The hard X-rays of the new CXLS will be ideal for looking at the role atomic structure plays in the fundamental physics behind materials. The details behind thermal transport in high-power electronics and solar cells are much clearer with X-ray probes. 

These probes can explore fluctuations and deviations from the average structure, and X-rays are ideally suited to track the details of light-driven structural phase transitions. Such transitions are important to understanding solid-state memory and quantum many-body systems.  

The period of a single cycle of visible light is about three femtoseconds. As a sub-femtosecond source, the future CXFEL is designed to directly reveal how electrons move under visible excitation in materials. 

The soft X-rays that CXFEL is slated to produce can probe electronic excitations and spatial patterns of transition-metal compounds from magnetic materials to superconductors. These X-rays also push the time resolution of soft X-rays to the attosecond regime. The increased speed will enable researchers to see the electrons of transition-metal compounds in action. 

Who are the scientists involved in the CXFEL project?

Robert Kaindl directs the CXFEL program at Arizona State University. His research involves creating and applying laser techniques across the spectrum of light. At Biodesign and as a professor in the ASU Department of Physics, he will pursue new frontiers of light-driven materials phenomena.

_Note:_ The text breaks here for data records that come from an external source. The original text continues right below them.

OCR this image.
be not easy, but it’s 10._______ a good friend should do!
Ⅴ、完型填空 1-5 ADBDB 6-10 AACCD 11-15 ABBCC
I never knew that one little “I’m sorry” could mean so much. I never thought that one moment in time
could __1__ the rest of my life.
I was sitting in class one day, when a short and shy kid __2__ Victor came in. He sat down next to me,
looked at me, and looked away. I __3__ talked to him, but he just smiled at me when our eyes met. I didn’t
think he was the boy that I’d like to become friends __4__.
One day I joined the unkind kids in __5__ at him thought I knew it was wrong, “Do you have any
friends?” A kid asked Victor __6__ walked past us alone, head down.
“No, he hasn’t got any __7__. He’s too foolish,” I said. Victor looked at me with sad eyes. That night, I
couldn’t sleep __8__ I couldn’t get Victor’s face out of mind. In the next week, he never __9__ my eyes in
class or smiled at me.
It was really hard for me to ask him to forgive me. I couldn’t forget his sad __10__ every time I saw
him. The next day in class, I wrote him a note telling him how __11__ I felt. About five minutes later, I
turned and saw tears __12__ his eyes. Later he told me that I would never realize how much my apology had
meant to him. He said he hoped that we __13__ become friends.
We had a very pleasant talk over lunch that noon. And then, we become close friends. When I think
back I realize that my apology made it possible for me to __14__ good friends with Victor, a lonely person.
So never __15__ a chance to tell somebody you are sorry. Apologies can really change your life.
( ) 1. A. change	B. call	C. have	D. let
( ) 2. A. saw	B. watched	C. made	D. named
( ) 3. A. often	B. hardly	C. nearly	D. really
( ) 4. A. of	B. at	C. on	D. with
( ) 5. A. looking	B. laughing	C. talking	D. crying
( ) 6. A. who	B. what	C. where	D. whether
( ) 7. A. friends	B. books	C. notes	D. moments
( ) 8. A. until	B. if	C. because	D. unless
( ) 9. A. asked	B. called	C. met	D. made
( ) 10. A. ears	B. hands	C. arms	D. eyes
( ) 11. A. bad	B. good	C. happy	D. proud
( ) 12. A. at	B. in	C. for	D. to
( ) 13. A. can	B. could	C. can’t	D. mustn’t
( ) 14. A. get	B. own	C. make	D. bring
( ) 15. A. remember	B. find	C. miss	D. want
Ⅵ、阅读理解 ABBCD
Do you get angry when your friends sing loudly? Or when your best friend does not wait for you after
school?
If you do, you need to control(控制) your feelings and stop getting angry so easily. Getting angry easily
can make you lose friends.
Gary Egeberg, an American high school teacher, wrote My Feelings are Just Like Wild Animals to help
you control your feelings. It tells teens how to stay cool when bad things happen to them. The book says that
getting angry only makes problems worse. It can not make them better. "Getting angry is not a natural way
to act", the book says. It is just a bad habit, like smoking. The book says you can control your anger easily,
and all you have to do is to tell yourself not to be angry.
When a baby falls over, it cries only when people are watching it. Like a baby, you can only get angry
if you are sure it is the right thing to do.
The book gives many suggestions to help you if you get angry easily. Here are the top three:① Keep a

The CXFEL accelerator itself is the brainchild of physicist and professor William Graves, who has worked on the design and construction of particle accelerators for 30 years. He holds four patents on X-ray light source technology and is also the designer and builder of the compact X-ray light source (CXLS) of the CXFEL project.

Petra Fromme is an ASU Regents Professor and director of the Biodesign Center for Applied Structural Discovery, as well as the scientific director of the NSF BioXFEL Science and Technology Center. She pioneered ultrafast X-ray science at the big XFELs along with the late John Spence. Among the core bioscience applications envisioned for the CXFEL Lab’s machines are static and time-resolved crystallography investigations by Fromme’s center. This research will allow scientists to produce movies of biomolecules in action — for example, drugs binding to receptors at the surface of cells.

Fromme’s team is known internationally for various breakthroughs. In 2012, Fromme and collaborators determined the 3D structure of a protein for the first time using a technique they developed called femtosecond nanocrystallography. In 2014, they published a study showing the first snapshots of photosynthesis in action as it split water into protons, electrons and oxygen. More recently, the team has used the technology to:

  • Capture the first images of crystal structures related to the biochemical pathways that allow us to breathe.
  • Identify a riboswitch that opens up the possibility of using bacterial mechanisms to fight human disease.
  • Determine the structure of rhodopsin, a molecular complex responsible for our sense of sight.
  • Reveal the fine details of how an experimental drug works to regulate blood pressure, paving the way to develop new hypertension drugs.